Storm Shuts Down ESU

Photo Credit / Melanie Ferrer Many students, faculty and staff were affected by the first snowstorm of the semester.

Alexandra Palumbo

Contributing Writer

Friday, Nov. 16, was a tough one for ESU students and faculty as they dealt with the first snowstorm of the season.

The snowstorm brought a total of six inches of snow in some areas of East Stroudsburg. Some professors even canceled class before the snowfall in preparation of the storm.

On top of that, many stores and restaurants closed for the day for the safety of both their customers and their employees.

Starting at around 1 p.m., the storm began as flurries, but within minutes, the snow fell in heavily and accumulated quickly.

Throughout the rest of the day and into Saturday, Nov. 17, it snowed constantly and made most trails and paths to buildings difficult or impossible to get into and also created heavy ice on almost all areas of campus.

While teachers and faculty were busy making their students safe, some struggled to get home on the roadways. One shuttle got stuck going up the hill into the entrance of the University Ridge Apartments.

 The shuttle was eventually pushed down the hill back onto East Brown Street and slowly made its way to the Innovation Center, where it was stuck there for a total of 45 minutes until the students could be transferred onto another shuttle.

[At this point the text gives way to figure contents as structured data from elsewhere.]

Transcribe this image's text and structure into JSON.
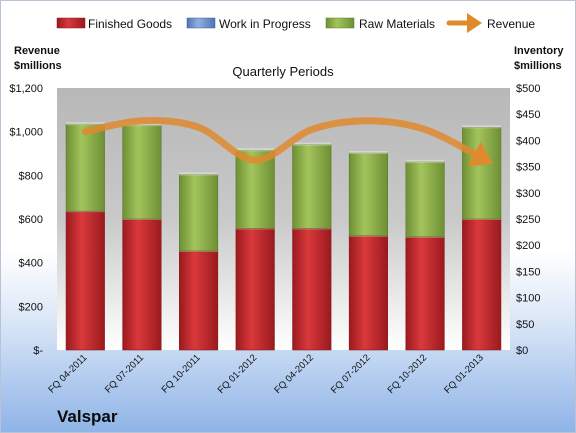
{
  "chart_data": {
    "type": "bar",
    "subtitle": "Quarterly Periods",
    "company": "Valspar",
    "left_axis_title": [
      "Revenue",
      "$millions"
    ],
    "right_axis_title": [
      "Inventory",
      "$millions"
    ],
    "categories": [
      "FQ 04-2011",
      "FQ 07-2011",
      "FQ 10-2011",
      "FQ 01-2012",
      "FQ 04-2012",
      "FQ 07-2012",
      "FQ 10-2012",
      "FQ 01-2013"
    ],
    "stacked": true,
    "series": [
      {
        "name": "Finished Goods",
        "axis": "right",
        "color": "#c0282d",
        "values": [
          265,
          250,
          189,
          232,
          232,
          218,
          216,
          250
        ]
      },
      {
        "name": "Work in Progress",
        "axis": "right",
        "color": "#6f94cf",
        "values": [
          0,
          0,
          0,
          0,
          0,
          0,
          0,
          0
        ]
      },
      {
        "name": "Raw Materials",
        "axis": "right",
        "color": "#8cae4a",
        "values": [
          166,
          179,
          146,
          149,
          160,
          158,
          143,
          175
        ]
      },
      {
        "name": "Revenue",
        "axis": "left",
        "type": "line",
        "color": "#e08a2e",
        "values": [
          1000,
          1050,
          1020,
          870,
          1010,
          1050,
          1010,
          880
        ]
      }
    ],
    "left_axis": {
      "ylim": [
        0,
        1200
      ],
      "ticks": [
        "$-",
        "$200",
        "$400",
        "$600",
        "$800",
        "$1,000",
        "$1,200"
      ]
    },
    "right_axis": {
      "ylim": [
        0,
        500
      ],
      "ticks": [
        "$0",
        "$50",
        "$100",
        "$150",
        "$200",
        "$250",
        "$300",
        "$350",
        "$400",
        "$450",
        "$500"
      ]
    },
    "legend_position": "top"
  }
}
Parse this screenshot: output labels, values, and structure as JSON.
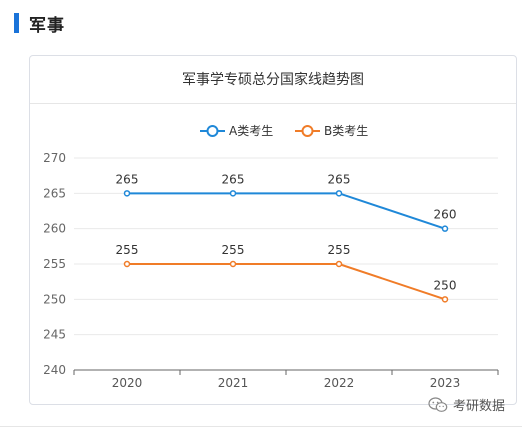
{
  "section": {
    "title": "军事"
  },
  "watermark": {
    "text": "考研数据"
  },
  "chart_data": {
    "type": "line",
    "title": "军事学专硕总分国家线趋势图",
    "categories": [
      "2020",
      "2021",
      "2022",
      "2023"
    ],
    "series": [
      {
        "name": "A类考生",
        "values": [
          265,
          265,
          265,
          260
        ],
        "color": "#1f88d8"
      },
      {
        "name": "B类考生",
        "values": [
          255,
          255,
          255,
          250
        ],
        "color": "#f07c28"
      }
    ],
    "ylim": [
      240,
      270
    ],
    "yticks": [
      240,
      245,
      250,
      255,
      260,
      265,
      270
    ],
    "xlabel": "",
    "ylabel": "",
    "grid": true,
    "legend": "top-center",
    "data_labels": true
  }
}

“I’m glad how the shuttle staff handled the situation. She made the right call to pull over and pass us onto the other shuttle. She was looking out for her our safety as well as our own,” said Junior Emily Elder.

The roadways off of campus were backed up and treacherous as well. When student Stephen Chromey braced the snow well into the storm to go to his job, he was hit with lots of traffic and icy roads.

“The roads were hazardous for many vehicles and I was sitting in traffic for over an hour due to the snow and ice. Thankfully, it seemed like everyone was driving safe but it could’ve been much worse,” said Chromey, who normally drives ten minutes to work.

In terms of professors and their classes, many struggled to not fall behind due to the snow day that was called that Friday.

Some professors took lengthy steps in order to stay on track, such as mandating online assignments during regular class periods or making conference calls that were previously scheduled for class time online.

“It was honestly very helpful that my professors assigned our work online. I wouldn’t want to come back and have everything is piling up, especially right before finals, so it helped a lot,” said Graduate Student Samantha Young, who is studying exercise science.

While students stayed on top of their school work, the maintenance workers at ESU were working around the clock salting the roads, shoveling the pavement or parking lots.

While the roads, pathways and parking lots took days to make safe again, there were no reported injuries from the ice or snow.